Adjusted mortality rates were 0.036, 0.033, and 0.054, for black, Hispanic, and white patients with AUDIT-C scores of 1 to 4, respectively. Race/ethnicity modified the association between AUDIT-C scores and mortality (p = 0.0022). Hispanic and white patients with scores of 0, 5 to 8, and 9 to 12 had significantly increased risk of death compared to those with scores of 1 to 4; Hispanic ORs: 1.93, 95% CI 1.50 to 2.49; 1.57, 1.07 to 2.30; 1.82, 1.04 to 3.17, respectively; white ORs: 1.34, 95% CI 1.29 to 1.40; 1.12, 1.03 to 1.21; 1.81, 1.59 to 2.07, respectively. Black patients with scores of 0 and 5 to 8 had increased risk relative to scores of 1 to 4 (ORs 1.28, 1.06 to 1.56 and 1.50, 1.13 to 1.99), but there was no significant increased risk for scores of 9 to 12 (ORs 1.27, 0.77 to 2.09). Post hoc exploratory analyses suggested an interaction between smoking and AUDIT-C scores might account for some of the observed differences across race/ethnicity.
Among male VA outpatients, associations between alcohol screening scores and mortality varied significantly depending on race/ethnicity. Findings could be integrated into systems with automated risk calculators to provide demographically tailored feedback regarding medical consequences of drinking.
酒精使用障碍识别测试消耗量表(AUDIT-C)的得分与死亡率相关,但尚不清楚这种关联是否因种族/民族而异,以及如何变化。
通过邮寄调查,自我报告的黑人(n=13068)、西班牙裔(n=9466)和白人(n=182688)男性退伍军人事务部(VA)门诊患者完成了 AUDIT-C。使用逻辑回归模型评估了种族/民族是否改变了 AUDIT-C 评分(0、1 至 4、5 至 8 和 9 至 12)与 24 个月后死亡率之间的关联,调整了人口统计学、吸烟和合并症。

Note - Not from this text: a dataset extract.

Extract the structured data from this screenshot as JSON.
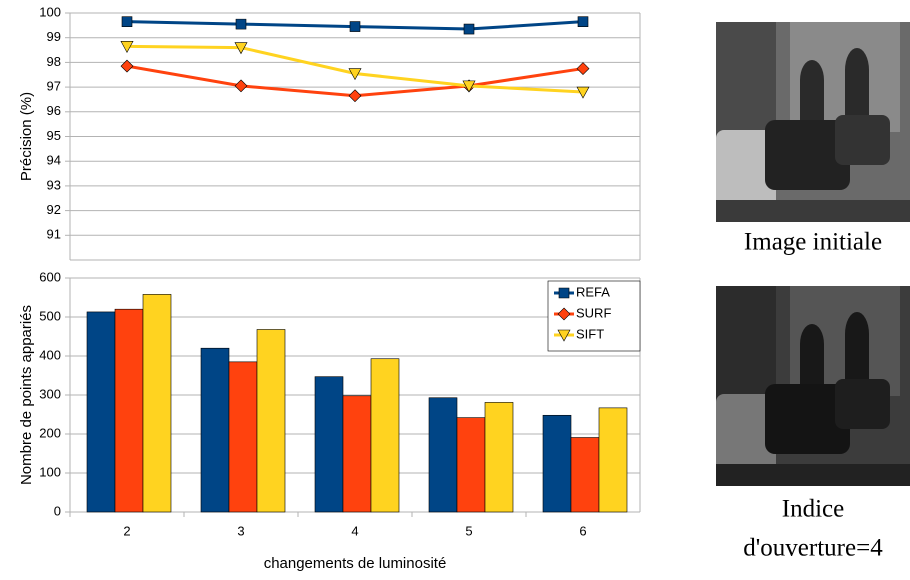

黑人、西班牙裔和白人患者的 AUDIT-C 评分分别为 1 至 4 的调整死亡率分别为 0.036、0.033 和 0.054。种族/民族改变了 AUDIT-C 评分与死亡率之间的关联(p=0.0022)。与 AUDIT-C 评分 1 至 4 的患者相比,评分 0、5 至 8 和 9 至 12 的西班牙裔和白人患者的死亡风险显著增加;西班牙裔的比值比:1.93,95%置信区间 1.50 至 2.49;1.57,1.07 至 2.30;1.82,1.04 至 3.17,分别;白人比值比:1.34,95%置信区间 1.29 至 1.40;1.12,1.03 至 1.21;1.81,1.59 至 2.07,分别。与 AUDIT-C 评分 1 至 4 的患者相比,黑人患者的评分 0 和 5 至 8 的风险增加(比值比 1.28,1.06 至 1.56 和 1.50,1.13 至 1.99),但评分 9 至 12 没有显著增加的风险(比值比 1.27,0.77 至 2.09)。事后探索性分析表明,吸烟和 AUDIT-C 评分之间的相互作用可能解释了一些观察到的种族/民族差异。
在男性退伍军人事务部门诊患者中,酒精筛查评分与死亡率之间的关联因种族/民族而异。研究结果可以整合到具有自动风险计算器的系统中,为饮酒的医疗后果提供针对人口统计的反馈。